Top shelf, or so I’m told.

 

...avoid the fate of Mr. Palmer.

Top shelf...

 

Rasputin’s attention lanced behind the twin
apparitions, no longer listening. He looked, and saw, behind a perpetual motion
machine whose ball-bearings beat spastically in the wrinkled, spiralling fabric
of time-space, the sidebar from which Thorpe had served the drink. Rasputin
waited for that Thorpe to rewind, to return the drink to the bottle. He passed,
causing the hair on Rasputin’s neck to stand. He gripped the bottle, let it
suck the glass dry, and replaced it.

The bottle containing the amber liquid
Thorpe had decanted stood like a glass skyscraper in a miniature glass city.
Something glimmered in it, like a naked flame seen through a far-off window,
two-thirds up its side, where the liquid’s level rested.

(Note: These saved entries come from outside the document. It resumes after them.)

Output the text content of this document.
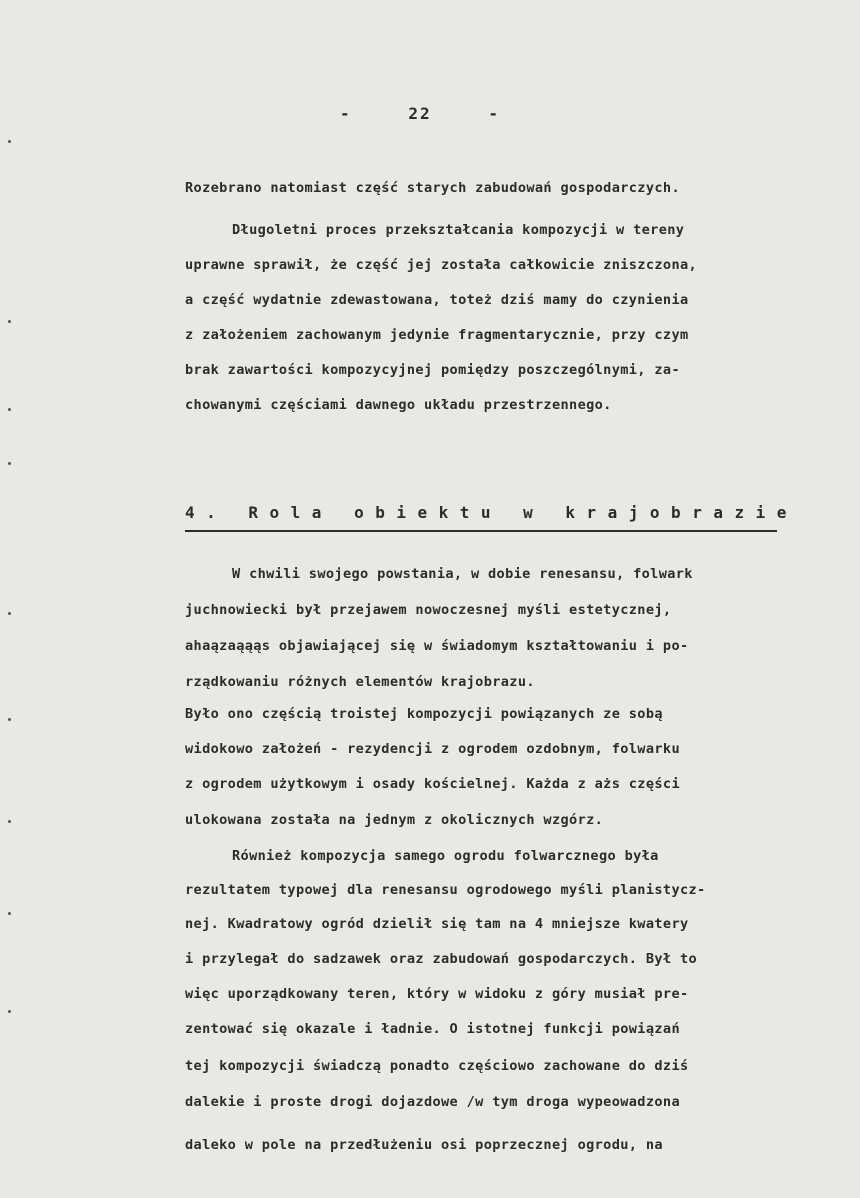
-	22	-
Rozebrano natomiast część starych zabudowań gospodarczych.
Długoletni proces przekształcania kompozycji w tereny
uprawne sprawił, że część jej została całkowicie zniszczona,
a część wydatnie zdewastowana, toteż dziś mamy do czynienia
z założeniem zachowanym jedynie fragmentarycznie, przy czym
brak zawartości kompozycyjnej pomiędzy poszczególnymi, za-
chowanymi częściami dawnego układu przestrzennego.
4. Rola obiektu w krajobrazie
W chwili swojego powstania, w dobie renesansu, folwark
juchnowiecki był przejawem nowoczesnej myśli estetycznej,
ahaązaąąąs objawiającej się w świadomym kształtowaniu i po-
rządkowaniu różnych elementów krajobrazu.
Było ono częścią troistej kompozycji powiązanych ze sobą
widokowo założeń - rezydencji z ogrodem ozdobnym, folwarku
z ogrodem użytkowym i osady kościelnej. Każda z ażs części
ulokowana została na jednym z okolicznych wzgórz.
Również kompozycja samego ogrodu folwarcznego była
rezultatem typowej dla renesansu ogrodowego myśli planistycz-
nej. Kwadratowy ogród dzielił się tam na 4 mniejsze kwatery
i przylegał do sadzawek oraz zabudowań gospodarczych. Był to
więc uporządkowany teren, który w widoku z góry musiał pre-
zentować się okazale i ładnie. O istotnej funkcji powiązań
tej kompozycji świadczą ponadto częściowo zachowane do dziś
dalekie i proste drogi dojazdowe /w tym droga wypeowadzona
daleko w pole na przedłużeniu osi poprzecznej ogrodu, na
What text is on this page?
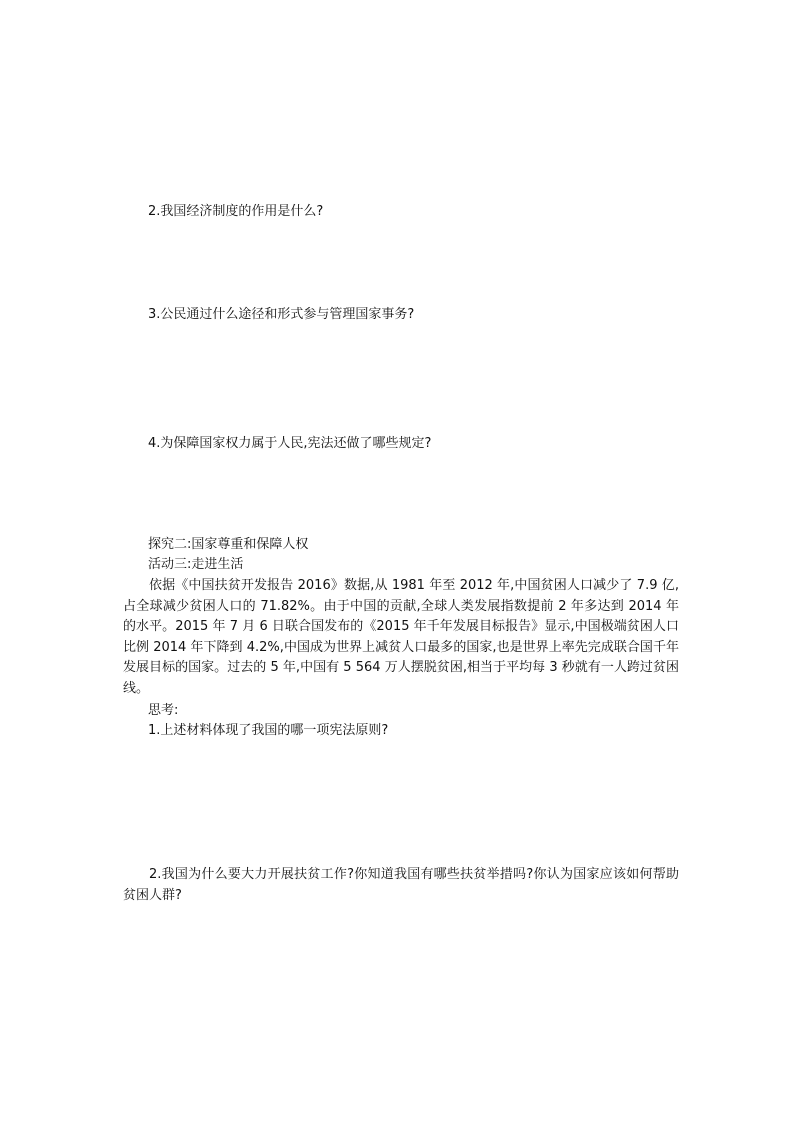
2.我国经济制度的作用是什么?
3.公民通过什么途径和形式参与管理国家事务?
4.为保障国家权力属于人民,宪法还做了哪些规定?
探究二:国家尊重和保障人权
活动三:走进生活
依据《中国扶贫开发报告 2016》数据,从 1981 年至 2012 年,中国贫困人口减少了 7.9 亿,占全球减少贫困人口的 71.82%。由于中国的贡献,全球人类发展指数提前 2 年多达到 2014 年的水平。2015 年 7 月 6 日联合国发布的《2015 年千年发展目标报告》显示,中国极端贫困人口比例 2014 年下降到 4.2%,中国成为世界上减贫人口最多的国家,也是世界上率先完成联合国千年发展目标的国家。过去的 5 年,中国有 5 564 万人摆脱贫困,相当于平均每 3 秒就有一人跨过贫困线。
思考:
1.上述材料体现了我国的哪一项宪法原则?
2.我国为什么要大力开展扶贫工作?你知道我国有哪些扶贫举措吗?你认为国家应该如何帮助贫困人群?
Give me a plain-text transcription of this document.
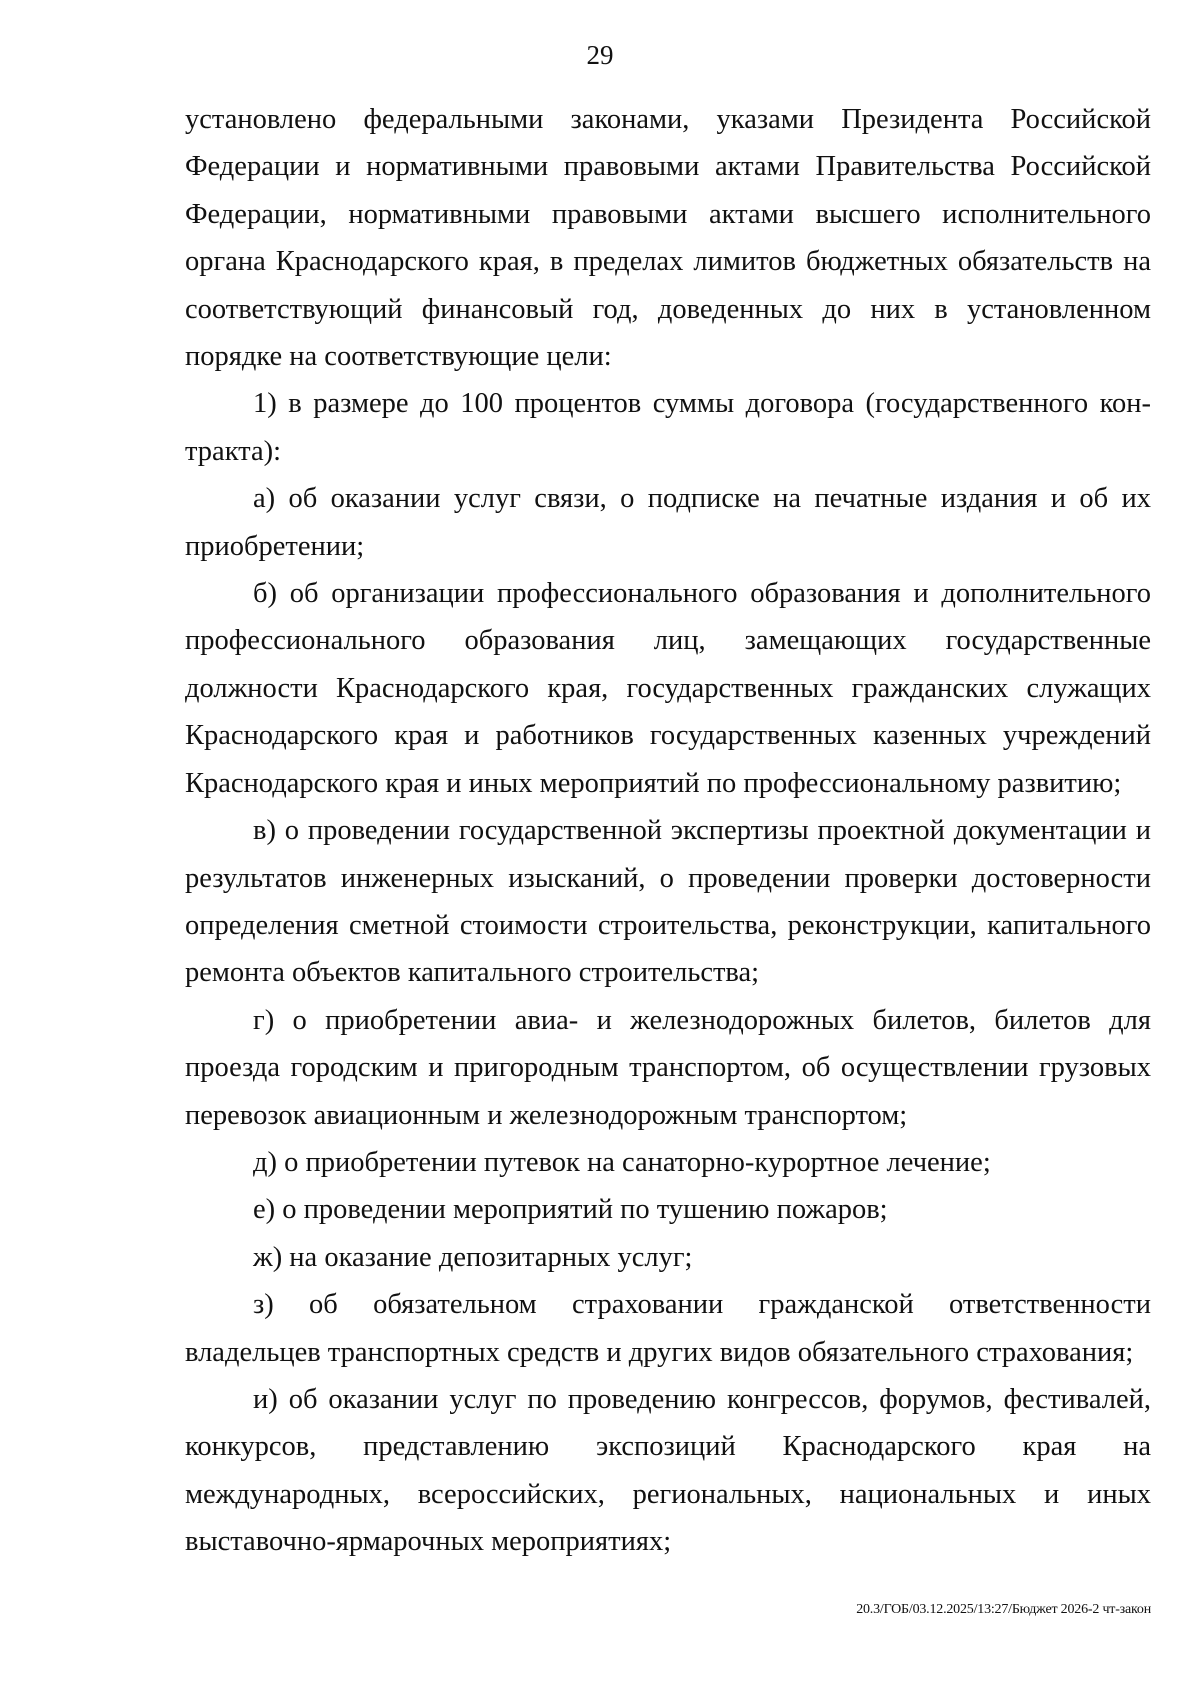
29

установлено федеральными законами, указами Президента Российской Федерации и нормативными правовыми актами Правительства Российской Федерации, нормативными правовыми актами высшего исполнительного органа Краснодарского края, в пределах лимитов бюджетных обязательств на соответствующий финансовый год, доведенных до них в установленном порядке на соответствующие цели:

1) в размере до 100 процентов суммы договора (государственного контракта):

а) об оказании услуг связи, о подписке на печатные издания и об их приобретении;

б) об организации профессионального образования и дополнительного профессионального образования лиц, замещающих государственные должности Краснодарского края, государственных гражданских служащих Краснодарского края и работников государственных казенных учреждений Краснодарского края и иных мероприятий по профессиональному развитию;

в) о проведении государственной экспертизы проектной документации и результатов инженерных изысканий, о проведении проверки достоверности определения сметной стоимости строительства, реконструкции, капитального ремонта объектов капитального строительства;

г) о приобретении авиа- и железнодорожных билетов, билетов для проезда городским и пригородным транспортом, об осуществлении грузовых перевозок авиационным и железнодорожным транспортом;

д) о приобретении путевок на санаторно-курортное лечение;

е) о проведении мероприятий по тушению пожаров;

ж) на оказание депозитарных услуг;

з) об обязательном страховании гражданской ответственности владельцев транспортных средств и других видов обязательного страхования;

и) об оказании услуг по проведению конгрессов, форумов, фестивалей, конкурсов, представлению экспозиций Краснодарского края на международных, всероссийских, региональных, национальных и иных выставочно-ярмарочных мероприятиях;

20.3/ГОБ/03.12.2025/13:27/Бюджет 2026-2 чт-закон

Rasputin strained
forward to see it. The quavering light was coming from where the liquid’s
meniscus curved up to cling to the glass. It clung in two places, quivering
between them. Now one, now another. And its motion caused the incident light to
shift and sparkle. It had clung at one height at Rasputin’s first visit, and
another for his second. But the difference was not enough to account for even a
sip of drink. Something had been added to the liquid. Something small.
Something from another kind of shelf entirely.